1861 c/o Livia Franchini

The country is new, and the land is borderland, and uphill in the forest we are hiding. There are colours and smells and the colours are earth and the yellow of sandbank and black cricket green, deafening.

She shaves our beards with animal shears, points at stones and stumps for seats, sews our vests with black straw, chews on it when she’s hungry
we are boys and as boys are, we smell like boys, but she doesn’t mind it. She tells stories as gruesome as ours.

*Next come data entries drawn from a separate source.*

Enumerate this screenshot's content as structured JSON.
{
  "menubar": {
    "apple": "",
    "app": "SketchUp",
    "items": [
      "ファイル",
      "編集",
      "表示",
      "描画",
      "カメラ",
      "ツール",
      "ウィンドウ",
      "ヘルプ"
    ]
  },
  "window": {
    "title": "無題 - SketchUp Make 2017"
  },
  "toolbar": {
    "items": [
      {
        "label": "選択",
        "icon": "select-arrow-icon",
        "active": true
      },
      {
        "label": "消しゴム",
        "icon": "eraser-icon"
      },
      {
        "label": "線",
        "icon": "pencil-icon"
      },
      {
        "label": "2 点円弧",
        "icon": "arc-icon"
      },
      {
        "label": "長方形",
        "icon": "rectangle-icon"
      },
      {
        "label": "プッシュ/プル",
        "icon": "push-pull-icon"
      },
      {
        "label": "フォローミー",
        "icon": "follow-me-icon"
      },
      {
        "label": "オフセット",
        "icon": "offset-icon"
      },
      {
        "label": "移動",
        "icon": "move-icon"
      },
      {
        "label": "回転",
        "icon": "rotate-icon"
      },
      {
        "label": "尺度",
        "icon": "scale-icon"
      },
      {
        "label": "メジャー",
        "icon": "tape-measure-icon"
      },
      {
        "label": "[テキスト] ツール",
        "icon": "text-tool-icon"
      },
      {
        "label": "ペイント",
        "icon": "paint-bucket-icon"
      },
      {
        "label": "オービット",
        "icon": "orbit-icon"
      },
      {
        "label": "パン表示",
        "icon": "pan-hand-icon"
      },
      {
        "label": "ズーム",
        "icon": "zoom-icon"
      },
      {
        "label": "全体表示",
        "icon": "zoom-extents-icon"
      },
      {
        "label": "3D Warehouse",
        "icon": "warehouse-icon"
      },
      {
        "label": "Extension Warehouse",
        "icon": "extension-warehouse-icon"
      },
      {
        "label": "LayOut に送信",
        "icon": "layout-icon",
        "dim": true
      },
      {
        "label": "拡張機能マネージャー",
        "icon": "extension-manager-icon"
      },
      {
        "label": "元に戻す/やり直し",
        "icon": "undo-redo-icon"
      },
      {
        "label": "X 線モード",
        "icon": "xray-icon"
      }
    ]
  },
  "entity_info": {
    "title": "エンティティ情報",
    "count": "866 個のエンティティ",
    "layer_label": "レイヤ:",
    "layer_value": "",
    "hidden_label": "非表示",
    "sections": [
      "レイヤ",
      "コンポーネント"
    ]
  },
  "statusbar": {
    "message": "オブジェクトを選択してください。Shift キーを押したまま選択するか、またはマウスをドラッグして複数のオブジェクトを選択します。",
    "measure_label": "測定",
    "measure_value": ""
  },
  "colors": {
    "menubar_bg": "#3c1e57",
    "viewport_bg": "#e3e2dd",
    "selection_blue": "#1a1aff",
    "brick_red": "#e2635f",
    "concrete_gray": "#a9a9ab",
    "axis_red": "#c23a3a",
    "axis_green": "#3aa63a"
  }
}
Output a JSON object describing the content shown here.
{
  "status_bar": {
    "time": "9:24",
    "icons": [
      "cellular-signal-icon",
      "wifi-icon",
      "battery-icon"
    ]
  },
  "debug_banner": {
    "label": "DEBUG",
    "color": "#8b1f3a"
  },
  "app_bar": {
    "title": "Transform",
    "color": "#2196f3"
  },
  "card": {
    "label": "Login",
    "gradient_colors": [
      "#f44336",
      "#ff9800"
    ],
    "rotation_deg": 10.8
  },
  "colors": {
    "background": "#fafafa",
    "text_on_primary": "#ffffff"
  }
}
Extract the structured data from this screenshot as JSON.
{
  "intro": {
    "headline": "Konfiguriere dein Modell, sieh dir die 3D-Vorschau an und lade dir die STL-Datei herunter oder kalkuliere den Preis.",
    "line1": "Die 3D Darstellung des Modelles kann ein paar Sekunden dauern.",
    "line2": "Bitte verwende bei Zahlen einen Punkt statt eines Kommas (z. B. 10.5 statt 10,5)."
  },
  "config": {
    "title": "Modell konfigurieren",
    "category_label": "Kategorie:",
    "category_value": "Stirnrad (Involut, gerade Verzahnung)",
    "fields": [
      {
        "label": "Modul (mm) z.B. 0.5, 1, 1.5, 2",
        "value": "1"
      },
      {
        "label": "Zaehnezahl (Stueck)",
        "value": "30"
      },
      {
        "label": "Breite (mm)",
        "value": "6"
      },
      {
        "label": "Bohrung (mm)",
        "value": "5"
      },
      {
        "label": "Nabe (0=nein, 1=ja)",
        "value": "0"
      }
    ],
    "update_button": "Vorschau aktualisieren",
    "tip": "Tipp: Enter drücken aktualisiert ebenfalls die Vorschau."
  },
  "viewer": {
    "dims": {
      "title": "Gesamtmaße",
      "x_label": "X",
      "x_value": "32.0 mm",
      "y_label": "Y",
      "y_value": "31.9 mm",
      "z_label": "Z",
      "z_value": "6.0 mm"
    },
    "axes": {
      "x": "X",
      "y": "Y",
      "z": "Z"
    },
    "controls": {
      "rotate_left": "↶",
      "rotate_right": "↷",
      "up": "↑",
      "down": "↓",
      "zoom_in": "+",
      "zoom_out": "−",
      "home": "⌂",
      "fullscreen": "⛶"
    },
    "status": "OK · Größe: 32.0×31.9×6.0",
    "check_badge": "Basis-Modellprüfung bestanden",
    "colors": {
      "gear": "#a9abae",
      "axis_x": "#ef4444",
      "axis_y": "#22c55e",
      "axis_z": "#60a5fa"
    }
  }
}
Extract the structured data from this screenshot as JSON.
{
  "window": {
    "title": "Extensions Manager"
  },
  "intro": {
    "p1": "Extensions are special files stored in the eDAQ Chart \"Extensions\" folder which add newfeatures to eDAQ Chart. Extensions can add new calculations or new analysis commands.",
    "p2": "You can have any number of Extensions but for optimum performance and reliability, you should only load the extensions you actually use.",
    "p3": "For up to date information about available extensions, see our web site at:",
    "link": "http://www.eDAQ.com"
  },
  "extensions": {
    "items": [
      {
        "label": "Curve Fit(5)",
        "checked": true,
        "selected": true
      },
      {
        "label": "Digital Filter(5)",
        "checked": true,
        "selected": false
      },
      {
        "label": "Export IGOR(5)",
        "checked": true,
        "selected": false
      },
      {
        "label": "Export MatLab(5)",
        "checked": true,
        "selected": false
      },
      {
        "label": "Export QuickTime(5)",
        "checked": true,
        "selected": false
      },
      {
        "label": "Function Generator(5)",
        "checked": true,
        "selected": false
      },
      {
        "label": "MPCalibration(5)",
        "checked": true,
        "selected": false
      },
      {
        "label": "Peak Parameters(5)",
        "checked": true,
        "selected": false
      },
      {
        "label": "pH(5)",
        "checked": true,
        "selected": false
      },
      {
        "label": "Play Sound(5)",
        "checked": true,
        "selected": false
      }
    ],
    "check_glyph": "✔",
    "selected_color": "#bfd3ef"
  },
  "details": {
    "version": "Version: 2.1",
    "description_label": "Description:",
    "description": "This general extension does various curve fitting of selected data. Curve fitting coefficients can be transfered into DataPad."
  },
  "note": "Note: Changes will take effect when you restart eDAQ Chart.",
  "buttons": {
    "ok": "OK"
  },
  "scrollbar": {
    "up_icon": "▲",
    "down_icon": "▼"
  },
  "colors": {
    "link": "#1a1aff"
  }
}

Her father kills a man for killing his dog and goes to prison for it, but by the time the real culprit is found, the prison has killed him. The dog was a wolf with teeth long as a thumb

         had her father killed for the dog: she understood him.

Better dead than in prison, we say. It seems like a death we could live through.


Make the country or die trying, and the country is young, and we are, and our colours are different. There is sketchwork with our faces on it. We pose next to it by the tree, trace the black with our finger,

         who’s best looking? We ask.

She washes the scuffmarks from our knees, spreads her talents equally, fans herself with a dry leaf, gives herself to the leader. Puts a hand to her mouth when’s she’s singing the hymn
         we are boys and as boys are, we are proud of our orphaned muscle

         hard to tell when you’ve killed one in those button-up jackets.

There was six of us, and six of them took us down, and it was a fair battle. In the photograph she is naked alone, and each of her black teeth is showing.